E NÃO ANDAVAM MAIS COM ELE
Antonio Carlos Santini (Jo 6, 60-69)
Quando os adversários de Cristo depreciam os evangelhos como se fossem imaginação piedosa de comunidades cristãs, não levam em conta que esses livros não registram apenas milagres e portentos de Jesus, mas também seus fracassos. Os evangelistas não mascaram situações adversas, como os discípulos que fogem, e os milagres que não acontecem (cf. Mc 6,5) atestam a veracidade dos evangelhos...
Neste Evangelho de João, ao final do discurso eucarístico de Jesus, fica registrado que muitos discípulos abandonaram o Mestre (cf. Jo 6,66). A razão do abandono foi o aceno feito por Jesus ao sacramento da Eucaristia: comer de sua carne... beber de seu sangue...
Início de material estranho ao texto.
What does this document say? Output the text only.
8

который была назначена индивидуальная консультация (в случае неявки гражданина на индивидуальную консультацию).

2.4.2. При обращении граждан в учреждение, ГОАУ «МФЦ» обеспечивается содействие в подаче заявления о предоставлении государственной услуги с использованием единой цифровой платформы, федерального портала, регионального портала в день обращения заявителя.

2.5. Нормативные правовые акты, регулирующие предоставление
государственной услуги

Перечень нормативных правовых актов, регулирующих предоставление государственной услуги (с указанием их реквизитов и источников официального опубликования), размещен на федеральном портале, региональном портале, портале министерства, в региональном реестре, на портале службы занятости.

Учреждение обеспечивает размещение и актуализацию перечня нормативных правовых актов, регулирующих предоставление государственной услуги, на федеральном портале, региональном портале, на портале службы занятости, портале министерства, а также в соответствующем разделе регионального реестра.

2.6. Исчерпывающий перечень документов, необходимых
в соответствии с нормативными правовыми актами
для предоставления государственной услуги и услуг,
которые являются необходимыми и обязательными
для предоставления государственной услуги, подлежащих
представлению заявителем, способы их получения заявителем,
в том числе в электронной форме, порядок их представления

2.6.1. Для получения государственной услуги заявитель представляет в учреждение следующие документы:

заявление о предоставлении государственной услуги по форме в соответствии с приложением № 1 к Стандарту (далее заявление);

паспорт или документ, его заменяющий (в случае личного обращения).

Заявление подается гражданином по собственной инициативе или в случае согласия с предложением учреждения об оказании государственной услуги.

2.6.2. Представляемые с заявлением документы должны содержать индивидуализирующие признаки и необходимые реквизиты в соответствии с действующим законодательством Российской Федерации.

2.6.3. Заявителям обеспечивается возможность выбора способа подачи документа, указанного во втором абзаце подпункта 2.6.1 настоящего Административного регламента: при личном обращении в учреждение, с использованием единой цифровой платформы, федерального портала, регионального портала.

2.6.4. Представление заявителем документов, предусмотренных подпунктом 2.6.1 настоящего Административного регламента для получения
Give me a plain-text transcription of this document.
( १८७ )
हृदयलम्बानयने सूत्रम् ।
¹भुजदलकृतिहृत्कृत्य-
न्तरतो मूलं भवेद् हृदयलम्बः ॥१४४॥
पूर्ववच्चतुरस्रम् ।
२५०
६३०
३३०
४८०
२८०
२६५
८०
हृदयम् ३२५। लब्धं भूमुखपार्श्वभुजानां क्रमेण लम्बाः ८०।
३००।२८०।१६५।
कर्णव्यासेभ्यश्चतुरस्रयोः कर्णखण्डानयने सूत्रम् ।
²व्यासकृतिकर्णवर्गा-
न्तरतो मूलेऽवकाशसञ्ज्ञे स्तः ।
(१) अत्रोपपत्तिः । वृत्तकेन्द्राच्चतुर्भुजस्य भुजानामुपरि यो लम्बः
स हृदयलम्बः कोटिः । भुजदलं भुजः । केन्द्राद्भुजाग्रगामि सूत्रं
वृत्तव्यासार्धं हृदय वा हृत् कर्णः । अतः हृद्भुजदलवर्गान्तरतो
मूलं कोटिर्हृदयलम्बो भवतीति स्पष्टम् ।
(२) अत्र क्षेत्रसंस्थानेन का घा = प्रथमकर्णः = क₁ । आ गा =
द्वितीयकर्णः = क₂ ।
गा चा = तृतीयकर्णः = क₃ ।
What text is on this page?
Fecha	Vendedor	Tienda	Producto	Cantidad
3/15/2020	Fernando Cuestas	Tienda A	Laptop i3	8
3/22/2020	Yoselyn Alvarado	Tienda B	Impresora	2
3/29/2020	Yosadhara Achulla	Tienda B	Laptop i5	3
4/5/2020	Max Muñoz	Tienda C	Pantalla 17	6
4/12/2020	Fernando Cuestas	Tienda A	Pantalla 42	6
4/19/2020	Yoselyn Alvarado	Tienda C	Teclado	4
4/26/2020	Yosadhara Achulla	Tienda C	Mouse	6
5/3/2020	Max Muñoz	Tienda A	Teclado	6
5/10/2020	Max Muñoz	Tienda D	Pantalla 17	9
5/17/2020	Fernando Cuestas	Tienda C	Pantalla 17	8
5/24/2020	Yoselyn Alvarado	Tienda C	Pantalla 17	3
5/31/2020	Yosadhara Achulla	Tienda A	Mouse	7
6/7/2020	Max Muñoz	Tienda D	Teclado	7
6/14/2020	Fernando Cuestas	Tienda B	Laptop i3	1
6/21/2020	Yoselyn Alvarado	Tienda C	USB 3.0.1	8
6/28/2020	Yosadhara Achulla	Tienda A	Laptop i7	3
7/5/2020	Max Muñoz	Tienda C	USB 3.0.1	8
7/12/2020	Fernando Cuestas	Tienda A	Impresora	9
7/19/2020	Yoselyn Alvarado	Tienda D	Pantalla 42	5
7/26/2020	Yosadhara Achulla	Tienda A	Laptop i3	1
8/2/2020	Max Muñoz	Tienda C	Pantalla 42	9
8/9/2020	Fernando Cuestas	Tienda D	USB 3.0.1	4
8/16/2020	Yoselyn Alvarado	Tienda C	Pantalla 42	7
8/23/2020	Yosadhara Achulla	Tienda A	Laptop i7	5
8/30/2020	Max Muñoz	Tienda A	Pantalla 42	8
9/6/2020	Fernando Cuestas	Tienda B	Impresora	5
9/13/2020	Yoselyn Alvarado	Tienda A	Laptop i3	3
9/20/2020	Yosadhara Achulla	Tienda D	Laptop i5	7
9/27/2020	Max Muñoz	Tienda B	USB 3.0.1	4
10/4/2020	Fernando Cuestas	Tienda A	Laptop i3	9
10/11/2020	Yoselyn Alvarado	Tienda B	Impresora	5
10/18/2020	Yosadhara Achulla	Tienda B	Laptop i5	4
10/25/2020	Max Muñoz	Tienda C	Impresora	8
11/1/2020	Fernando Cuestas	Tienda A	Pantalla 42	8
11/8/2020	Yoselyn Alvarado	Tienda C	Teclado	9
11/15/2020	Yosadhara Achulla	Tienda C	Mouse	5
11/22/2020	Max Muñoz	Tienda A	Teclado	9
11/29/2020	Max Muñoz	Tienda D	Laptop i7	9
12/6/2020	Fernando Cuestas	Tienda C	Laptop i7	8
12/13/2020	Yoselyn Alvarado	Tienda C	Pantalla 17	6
Comentando esta mesma passagem, Louis Bouyer observa com notável agudeza: “A ligação entre fé e sacramento é seguramente - e é bom ficar atento a isto – o que se conclui de todo este capítulo. Para São João, fé e sacramento são dois termos inseparáveis: é à fé que o sacramento se dirige, e a fé se alimenta pelo sacramento. A fé é precisamente a aceitação do dom de Deus trazido a nós pelo sacramento. Fé e sacramento mantêm, pois, para o 4º Evangelho, uma relação que não deixa de ter alguma analogia com a relação que liga a Vida e a Luz”.
Abandonar o Mestre... Como isto ainda é frequente! Quantas “conversões” que não passaram de conversinha! Um momento de exaltação, juras de amor, logo seguidas de hesitações, reservas, contestações e recusas... A primeira impressão era a de tomar posse dos dons de Deus. Até mesmo de controlar a Deus. Logo se percebe que não somos donos do Dono, e que ele pode negar nossas pretensões ou apresentar exigências extremas.
A verdadeira fé vai-se manifestar na hora noturna. A emoção inicial já se foi. A exaltação dá lugar ao combate. O Deus que provocava arrepios sentimentais parece mudado para outro planeta. E seu Evangelho insiste em falar de mãos vazias (pobreza), coração puro (castidade) e cabeça baixa (obediência). Hora de fugir?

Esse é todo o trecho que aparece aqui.